Un año después, en diciembre de 1994, cuando ya "Fresa y chocolate" había dado la vuelta al mundo entre aplausos, Alfredo Guevara recibía el título de doctor Honoris Causa de Arte en el Instituto Superior de Arte, en las afueras de La Habana. Una coincidencia probablemente y que nada tenía que hablar con todo lo contado anteriormente. Pese a lo cual algunas malas lenguas consideraron aquella condecoración como una recompensa a quien había sabido aguantar las embestidas...

En aquella noche de todos los mojitos, la sorpresa fue mayúscula cuando apareció Fidel Castro junto a Guevara. El jefe del Estado cubano jamás se había molestado antes para una ceremonia de ese tipo. Con las lágrimas en los ojos y su eterna chaquetilla en los hombros, el homenajeado diría: "Un día te dije, Fidel, y quiero en esta ocasión repetirlo, querido y respetado Fidel que soy quien soy porque eres quien eres. Sin tí, sin tu dimensión, sin tu presencia, sería otro".

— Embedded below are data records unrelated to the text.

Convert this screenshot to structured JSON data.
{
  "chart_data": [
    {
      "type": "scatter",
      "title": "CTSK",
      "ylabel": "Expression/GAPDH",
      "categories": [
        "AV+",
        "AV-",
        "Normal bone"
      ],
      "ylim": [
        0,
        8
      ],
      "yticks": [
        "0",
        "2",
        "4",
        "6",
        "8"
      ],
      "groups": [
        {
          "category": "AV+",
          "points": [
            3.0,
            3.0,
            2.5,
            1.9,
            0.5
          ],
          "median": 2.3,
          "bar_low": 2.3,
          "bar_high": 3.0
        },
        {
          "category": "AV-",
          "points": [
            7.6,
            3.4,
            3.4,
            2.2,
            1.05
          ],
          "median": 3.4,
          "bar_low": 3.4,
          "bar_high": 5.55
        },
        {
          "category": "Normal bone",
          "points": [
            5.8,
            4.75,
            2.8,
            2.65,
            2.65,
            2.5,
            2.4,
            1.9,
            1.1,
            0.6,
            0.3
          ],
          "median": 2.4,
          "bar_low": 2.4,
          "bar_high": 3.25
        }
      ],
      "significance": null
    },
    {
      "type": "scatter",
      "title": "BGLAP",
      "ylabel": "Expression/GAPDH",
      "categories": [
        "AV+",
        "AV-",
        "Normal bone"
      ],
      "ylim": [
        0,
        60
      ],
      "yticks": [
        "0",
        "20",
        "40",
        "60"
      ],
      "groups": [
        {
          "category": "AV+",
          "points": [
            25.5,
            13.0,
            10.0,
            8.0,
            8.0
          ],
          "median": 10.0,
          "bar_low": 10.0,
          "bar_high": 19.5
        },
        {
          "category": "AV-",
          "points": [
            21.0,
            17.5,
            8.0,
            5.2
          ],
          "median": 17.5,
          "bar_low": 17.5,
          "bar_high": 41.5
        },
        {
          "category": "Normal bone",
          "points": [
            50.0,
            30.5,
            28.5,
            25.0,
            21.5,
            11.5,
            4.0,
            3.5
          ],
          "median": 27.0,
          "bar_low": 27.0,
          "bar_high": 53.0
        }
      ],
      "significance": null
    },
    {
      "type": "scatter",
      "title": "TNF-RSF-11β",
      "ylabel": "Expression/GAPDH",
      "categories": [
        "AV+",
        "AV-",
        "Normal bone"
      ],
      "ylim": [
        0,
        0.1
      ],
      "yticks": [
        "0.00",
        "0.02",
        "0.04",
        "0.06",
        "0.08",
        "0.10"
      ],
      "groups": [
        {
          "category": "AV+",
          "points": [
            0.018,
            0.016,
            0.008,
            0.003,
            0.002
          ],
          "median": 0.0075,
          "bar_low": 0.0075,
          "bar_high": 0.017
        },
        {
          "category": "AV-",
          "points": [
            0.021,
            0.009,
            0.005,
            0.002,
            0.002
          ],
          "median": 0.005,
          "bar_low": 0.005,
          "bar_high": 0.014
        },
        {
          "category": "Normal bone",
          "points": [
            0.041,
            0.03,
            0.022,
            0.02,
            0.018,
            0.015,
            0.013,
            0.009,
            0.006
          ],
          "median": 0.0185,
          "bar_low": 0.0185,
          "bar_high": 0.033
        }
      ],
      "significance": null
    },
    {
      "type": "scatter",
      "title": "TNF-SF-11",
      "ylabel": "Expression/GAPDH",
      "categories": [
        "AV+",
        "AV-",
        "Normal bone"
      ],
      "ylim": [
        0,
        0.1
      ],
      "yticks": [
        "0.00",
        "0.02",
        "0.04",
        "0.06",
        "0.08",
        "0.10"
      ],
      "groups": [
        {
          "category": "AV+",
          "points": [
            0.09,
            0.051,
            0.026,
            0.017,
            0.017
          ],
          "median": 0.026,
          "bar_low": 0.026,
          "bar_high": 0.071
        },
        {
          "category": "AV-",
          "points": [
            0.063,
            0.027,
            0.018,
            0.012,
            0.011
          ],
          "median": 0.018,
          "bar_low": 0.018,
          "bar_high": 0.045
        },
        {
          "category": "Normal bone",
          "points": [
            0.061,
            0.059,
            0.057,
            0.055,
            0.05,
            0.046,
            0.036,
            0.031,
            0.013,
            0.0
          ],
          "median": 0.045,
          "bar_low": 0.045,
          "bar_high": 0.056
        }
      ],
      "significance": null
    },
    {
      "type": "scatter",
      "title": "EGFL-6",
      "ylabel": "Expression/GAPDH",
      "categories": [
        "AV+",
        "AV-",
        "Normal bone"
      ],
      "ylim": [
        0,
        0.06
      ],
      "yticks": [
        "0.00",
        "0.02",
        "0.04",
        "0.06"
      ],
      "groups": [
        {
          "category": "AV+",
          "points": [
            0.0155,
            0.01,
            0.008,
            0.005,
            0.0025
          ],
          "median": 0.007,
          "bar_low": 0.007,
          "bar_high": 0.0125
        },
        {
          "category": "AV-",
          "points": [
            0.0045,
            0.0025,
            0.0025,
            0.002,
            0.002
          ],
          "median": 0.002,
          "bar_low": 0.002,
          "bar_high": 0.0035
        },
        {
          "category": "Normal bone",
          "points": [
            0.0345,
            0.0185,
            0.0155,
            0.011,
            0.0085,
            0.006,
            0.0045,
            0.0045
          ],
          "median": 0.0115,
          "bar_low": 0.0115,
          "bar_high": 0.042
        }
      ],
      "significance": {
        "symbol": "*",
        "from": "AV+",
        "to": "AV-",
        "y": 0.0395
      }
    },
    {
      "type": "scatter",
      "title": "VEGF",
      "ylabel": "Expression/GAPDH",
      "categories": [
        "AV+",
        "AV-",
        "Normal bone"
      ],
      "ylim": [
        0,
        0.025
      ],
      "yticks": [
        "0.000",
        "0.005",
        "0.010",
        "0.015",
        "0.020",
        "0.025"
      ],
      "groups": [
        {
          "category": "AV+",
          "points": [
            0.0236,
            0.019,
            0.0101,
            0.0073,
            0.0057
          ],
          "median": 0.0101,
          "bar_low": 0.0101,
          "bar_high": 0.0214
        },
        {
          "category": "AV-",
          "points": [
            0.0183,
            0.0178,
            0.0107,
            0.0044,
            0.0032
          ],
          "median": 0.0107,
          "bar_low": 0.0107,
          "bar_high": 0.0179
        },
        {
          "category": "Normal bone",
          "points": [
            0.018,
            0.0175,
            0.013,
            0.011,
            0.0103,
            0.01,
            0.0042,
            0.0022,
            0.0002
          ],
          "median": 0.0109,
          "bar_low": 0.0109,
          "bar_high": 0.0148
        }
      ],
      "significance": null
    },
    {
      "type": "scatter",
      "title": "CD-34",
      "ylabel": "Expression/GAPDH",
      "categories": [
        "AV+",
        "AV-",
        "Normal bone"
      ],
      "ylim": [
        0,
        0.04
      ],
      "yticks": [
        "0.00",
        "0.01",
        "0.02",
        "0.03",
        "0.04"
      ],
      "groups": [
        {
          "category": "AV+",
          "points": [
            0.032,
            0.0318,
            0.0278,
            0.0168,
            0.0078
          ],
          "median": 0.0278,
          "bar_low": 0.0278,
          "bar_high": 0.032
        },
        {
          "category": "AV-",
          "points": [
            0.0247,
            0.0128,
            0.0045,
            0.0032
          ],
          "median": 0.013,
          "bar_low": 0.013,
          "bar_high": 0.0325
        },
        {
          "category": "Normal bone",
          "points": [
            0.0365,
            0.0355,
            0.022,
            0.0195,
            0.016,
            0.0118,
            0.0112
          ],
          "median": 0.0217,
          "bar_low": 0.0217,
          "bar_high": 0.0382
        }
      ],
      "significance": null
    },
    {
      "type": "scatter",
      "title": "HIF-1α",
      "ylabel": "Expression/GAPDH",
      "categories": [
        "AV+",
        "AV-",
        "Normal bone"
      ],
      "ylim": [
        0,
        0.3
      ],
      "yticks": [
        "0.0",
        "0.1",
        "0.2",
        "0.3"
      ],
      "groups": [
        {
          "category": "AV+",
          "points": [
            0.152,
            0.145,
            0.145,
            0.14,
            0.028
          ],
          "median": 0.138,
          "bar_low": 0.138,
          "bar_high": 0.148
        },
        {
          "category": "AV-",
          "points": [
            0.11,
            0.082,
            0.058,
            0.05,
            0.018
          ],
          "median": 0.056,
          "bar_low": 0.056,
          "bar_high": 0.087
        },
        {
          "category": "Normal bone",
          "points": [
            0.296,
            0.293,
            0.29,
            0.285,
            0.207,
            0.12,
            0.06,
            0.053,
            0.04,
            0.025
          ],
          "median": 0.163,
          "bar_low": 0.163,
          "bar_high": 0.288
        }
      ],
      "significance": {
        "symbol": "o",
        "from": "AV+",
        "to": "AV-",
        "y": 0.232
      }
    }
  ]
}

Con su inacabable uniforme verde olivo, Fidel abrazaría públicamente a su compañero de siempre. Una escena que a muchos recordaba los últimos planos de "Fresa y chocolate", cuando los dos amigos (el homo y el machito comunista) se dicen adiós.

Luego Fidel departiría cordialmente, según la fórmula consagrada, con los periodistas presentes, a quienes diría todo lo bueno que pensaba de su amigo. Una casualidad más, por supuesto, la de este espaldarazo.

(Extractos del libro de Sergio Berrocal "Fidel Castro y la diplomacia del cine", Editorial Publibook.com, París, año 2000).